Extras for this release include, original T.V. spots (2 minutes 30 seconds), original trailers (4 minutes 45 seconds), Valentino stills and collections gallery, textless opening and closing credits (4 minutes 14 seconds), The Funeral of Valentino (8 minutes 44 seconds), three interviews – ‘Tonight: Rudolf Nureyev on Valentino and Ken Russell’ (9 minutes 33 seconds), “Dudley Sutton Remembers Ken Russel and filming Valentino’ (21 minutes 24 seconds) and ‘Lynn Seymour Remembers Rudolf Nureyev’ (8 minutes 40 seconds), ‘The Guardian Lecture: Ken Russell in Conversation with Derek Malcom’ (88 minutes 18 seconds) and an audio commentary track with film critic Tim Lucas.
Topics discussed in the interview with Rudolf Nureyev include, why he took on the role of Valentino, working with Ken Russell, his thoughts about his co-star Michelle Philips, his acting / dancing plans for the future and his hectic work scheduled. Other topics covered include Russia and his mother who still lives there.
Topics discussed in the vintage interview with Dudley Sutton include, the first time he encountered Ken Russell, how he background prepared him for his career as an actor, working on The Devils and the controversy that has surrounded the film to this date, Valentino and his portray of a sex manic named Willie, Ken Russell’s filmmaker process and other production related topics.

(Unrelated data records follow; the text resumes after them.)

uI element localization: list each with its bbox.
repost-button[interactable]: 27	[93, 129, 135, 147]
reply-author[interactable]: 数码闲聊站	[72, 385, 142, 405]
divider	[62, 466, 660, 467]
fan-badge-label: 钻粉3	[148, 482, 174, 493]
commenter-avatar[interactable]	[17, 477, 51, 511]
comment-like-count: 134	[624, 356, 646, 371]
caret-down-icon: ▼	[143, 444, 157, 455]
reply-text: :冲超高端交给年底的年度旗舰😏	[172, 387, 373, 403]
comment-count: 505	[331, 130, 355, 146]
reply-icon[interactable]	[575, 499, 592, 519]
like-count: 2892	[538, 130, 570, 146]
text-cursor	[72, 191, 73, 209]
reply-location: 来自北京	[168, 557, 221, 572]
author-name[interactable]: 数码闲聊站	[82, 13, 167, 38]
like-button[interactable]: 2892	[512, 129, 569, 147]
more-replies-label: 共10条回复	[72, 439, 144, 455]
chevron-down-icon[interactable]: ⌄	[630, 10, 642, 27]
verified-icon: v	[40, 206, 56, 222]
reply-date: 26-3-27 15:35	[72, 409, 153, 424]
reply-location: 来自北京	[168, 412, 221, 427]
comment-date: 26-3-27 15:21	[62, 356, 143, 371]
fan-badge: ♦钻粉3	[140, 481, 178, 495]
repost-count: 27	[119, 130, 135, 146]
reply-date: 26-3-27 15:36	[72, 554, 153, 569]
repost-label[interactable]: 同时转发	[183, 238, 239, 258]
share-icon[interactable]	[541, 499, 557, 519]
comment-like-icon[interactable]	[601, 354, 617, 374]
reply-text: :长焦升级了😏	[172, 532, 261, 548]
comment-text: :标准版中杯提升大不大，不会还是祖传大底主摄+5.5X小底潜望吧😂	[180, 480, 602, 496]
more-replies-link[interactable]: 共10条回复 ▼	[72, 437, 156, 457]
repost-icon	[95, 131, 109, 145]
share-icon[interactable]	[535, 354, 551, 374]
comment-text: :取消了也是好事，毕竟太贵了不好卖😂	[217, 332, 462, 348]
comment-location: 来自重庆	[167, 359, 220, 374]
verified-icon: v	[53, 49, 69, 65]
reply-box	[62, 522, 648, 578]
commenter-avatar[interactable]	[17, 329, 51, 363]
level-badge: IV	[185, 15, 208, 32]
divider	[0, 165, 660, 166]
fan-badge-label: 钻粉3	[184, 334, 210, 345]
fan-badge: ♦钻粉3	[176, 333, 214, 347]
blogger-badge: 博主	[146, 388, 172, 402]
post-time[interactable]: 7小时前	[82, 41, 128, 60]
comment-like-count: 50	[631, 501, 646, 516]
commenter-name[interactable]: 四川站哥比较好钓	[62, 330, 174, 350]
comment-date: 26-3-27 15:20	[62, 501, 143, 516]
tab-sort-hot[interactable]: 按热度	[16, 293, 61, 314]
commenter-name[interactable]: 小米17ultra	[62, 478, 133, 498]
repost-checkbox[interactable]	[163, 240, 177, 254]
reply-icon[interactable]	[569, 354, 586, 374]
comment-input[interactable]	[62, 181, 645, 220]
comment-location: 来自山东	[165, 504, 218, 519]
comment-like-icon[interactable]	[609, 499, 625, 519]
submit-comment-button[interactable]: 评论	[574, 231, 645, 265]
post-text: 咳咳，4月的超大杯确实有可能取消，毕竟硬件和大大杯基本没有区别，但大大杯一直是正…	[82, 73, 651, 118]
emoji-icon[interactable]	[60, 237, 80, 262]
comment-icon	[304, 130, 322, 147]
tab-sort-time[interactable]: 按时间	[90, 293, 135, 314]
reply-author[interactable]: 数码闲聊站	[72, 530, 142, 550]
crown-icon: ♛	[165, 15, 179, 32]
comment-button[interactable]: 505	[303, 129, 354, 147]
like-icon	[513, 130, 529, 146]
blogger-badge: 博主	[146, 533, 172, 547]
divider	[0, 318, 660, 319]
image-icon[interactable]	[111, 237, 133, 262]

The extra titled ‘The Guardian Lecture: Ken Russell in Conversation with Derek Malcom’ is an audio recording that plays over the film like an audio commentary track. Topics discussed in this extra include, the differences between making films in Hollywood verse the UK, the advantages of working with nonunion crew’s, the American ratings system for cinema and how he has director’s cut for the majority of his films outside of America, directing theatre productions, film project’s that never came to fruition and what his favorite film that he directed.
Topics discussed in the audio commentary track with Tim Lucas include, how Valentino was one of the few films that Ken Russell had complete control / director’s cut, background on the characters and information about the cast, the screenplay and how Russell worked on it for a year, a quick overview of Ken Russell’s legacy as a filmmaker and key sequences are discussed in depth.
Rounding out the extras is a sixteen-page booklet with an essay about the film titled ‘Valentino’ written by Paul Sutton, cast & crew information, a bio for Ken Russell and information about the transfer. Also included with this release is a DVD that has the same content included on the Blu-Ray included as part of this combo release. Overall Valentino gets a solid release from BFI.